No. 12: Raymonds
There is arguably no fine-dining establishment in the country more emphatically connected to its terroir than Raymonds.
The restaurant is situated a stone’s throw from the landmark Cabot Tower on Signal Hill, which has watched over St. John’s since 1900. Its dining room is connected to its location in a singularly satisfying way: paintings by artist Ron Bolt display Newfoundland’s scintillating oceanic landscape with striking accuracy. Sommeliers Kim Cyr and Jeremy Bonia zip past the artworks to pour well-chilled glasses of the signature Cuvée Raymonds—a sparkling wine made especially for the establishment by Nova Scotia producer Benjamin Bridge—and innumerable other commendably appropriate selections. Even the plates and bowls are handcrafted by local potter Alexis Templeton. Still, nothing here speaks of its place quite so loudly and compellingly as chef Jeremy Charles’ cooking—especially his seasonal seven-course tasting menus.

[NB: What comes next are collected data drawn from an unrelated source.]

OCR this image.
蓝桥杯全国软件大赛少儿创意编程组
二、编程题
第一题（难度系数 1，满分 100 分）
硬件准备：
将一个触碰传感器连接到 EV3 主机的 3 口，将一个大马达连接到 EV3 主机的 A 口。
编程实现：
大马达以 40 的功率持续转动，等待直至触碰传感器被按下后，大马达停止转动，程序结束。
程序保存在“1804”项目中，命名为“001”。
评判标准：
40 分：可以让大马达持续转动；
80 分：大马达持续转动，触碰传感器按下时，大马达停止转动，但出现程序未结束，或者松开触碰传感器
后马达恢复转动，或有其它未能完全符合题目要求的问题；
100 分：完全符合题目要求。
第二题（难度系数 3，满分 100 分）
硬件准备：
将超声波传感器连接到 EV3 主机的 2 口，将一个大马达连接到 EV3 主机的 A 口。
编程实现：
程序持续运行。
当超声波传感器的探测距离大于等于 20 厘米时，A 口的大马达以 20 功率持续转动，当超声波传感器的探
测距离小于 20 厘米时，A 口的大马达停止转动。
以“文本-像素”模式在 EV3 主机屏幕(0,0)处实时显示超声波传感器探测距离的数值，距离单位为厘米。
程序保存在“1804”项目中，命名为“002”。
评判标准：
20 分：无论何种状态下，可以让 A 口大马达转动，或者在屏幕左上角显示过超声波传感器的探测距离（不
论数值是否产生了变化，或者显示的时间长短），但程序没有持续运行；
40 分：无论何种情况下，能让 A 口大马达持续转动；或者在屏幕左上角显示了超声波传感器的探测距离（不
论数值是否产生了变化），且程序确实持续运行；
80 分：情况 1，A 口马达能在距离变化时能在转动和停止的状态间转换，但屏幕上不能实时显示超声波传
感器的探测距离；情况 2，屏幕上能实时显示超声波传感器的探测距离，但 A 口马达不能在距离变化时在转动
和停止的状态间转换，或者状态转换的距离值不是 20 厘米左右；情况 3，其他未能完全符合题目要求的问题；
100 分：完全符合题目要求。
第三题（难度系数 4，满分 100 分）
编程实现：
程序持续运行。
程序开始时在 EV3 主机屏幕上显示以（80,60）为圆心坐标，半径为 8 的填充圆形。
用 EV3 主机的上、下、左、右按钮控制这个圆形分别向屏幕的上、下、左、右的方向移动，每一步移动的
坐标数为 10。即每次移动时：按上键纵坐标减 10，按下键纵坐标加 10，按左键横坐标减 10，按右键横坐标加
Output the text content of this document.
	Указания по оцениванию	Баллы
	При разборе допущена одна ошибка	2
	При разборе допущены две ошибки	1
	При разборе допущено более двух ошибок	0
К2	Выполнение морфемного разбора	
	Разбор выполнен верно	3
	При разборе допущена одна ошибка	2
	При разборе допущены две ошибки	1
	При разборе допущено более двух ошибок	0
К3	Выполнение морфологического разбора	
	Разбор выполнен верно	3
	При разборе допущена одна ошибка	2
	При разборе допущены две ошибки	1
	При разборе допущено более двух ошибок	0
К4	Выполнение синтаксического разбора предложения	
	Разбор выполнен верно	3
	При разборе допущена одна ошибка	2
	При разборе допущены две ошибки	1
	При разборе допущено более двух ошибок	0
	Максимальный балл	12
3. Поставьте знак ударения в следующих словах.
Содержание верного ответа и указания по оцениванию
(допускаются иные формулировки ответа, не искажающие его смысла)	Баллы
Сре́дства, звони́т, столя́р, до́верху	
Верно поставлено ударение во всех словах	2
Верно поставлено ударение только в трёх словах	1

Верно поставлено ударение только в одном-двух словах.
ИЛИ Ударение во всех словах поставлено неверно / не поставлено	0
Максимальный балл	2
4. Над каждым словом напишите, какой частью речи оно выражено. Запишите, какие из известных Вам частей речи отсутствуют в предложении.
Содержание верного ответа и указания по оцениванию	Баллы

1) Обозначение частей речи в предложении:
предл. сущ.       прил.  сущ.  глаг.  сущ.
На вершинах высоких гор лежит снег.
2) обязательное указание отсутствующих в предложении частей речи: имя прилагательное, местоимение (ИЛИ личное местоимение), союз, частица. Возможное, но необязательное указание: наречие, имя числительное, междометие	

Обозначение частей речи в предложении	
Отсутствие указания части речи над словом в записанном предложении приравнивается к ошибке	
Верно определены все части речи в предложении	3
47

In summer, expect sensationally fresh local seafood, from halibut and lobster to snow crab and giant scallops, maybe seared and sauced with uni-spiked beurre blanc. In fall, you’ll encounter an even more exotic wild treat. As Newfoundland and Labrador stand alone in Canada in permitting the sale of wild-harvested small and large game in their restaurants, an autumn menu might include rare breast of ptarmigan, with its smoky grilled heart and a natural jus spiked with wild local berries, or moose and potato-filled raviolis, with vegetable mirepoix. You’ll find it all in Charles’ long-awaited Raymonds cookbook, out this fall. But whatever your aptitude might be for fishing, hunting and cooking, we recommend enjoying wild food here, where results are guaranteed.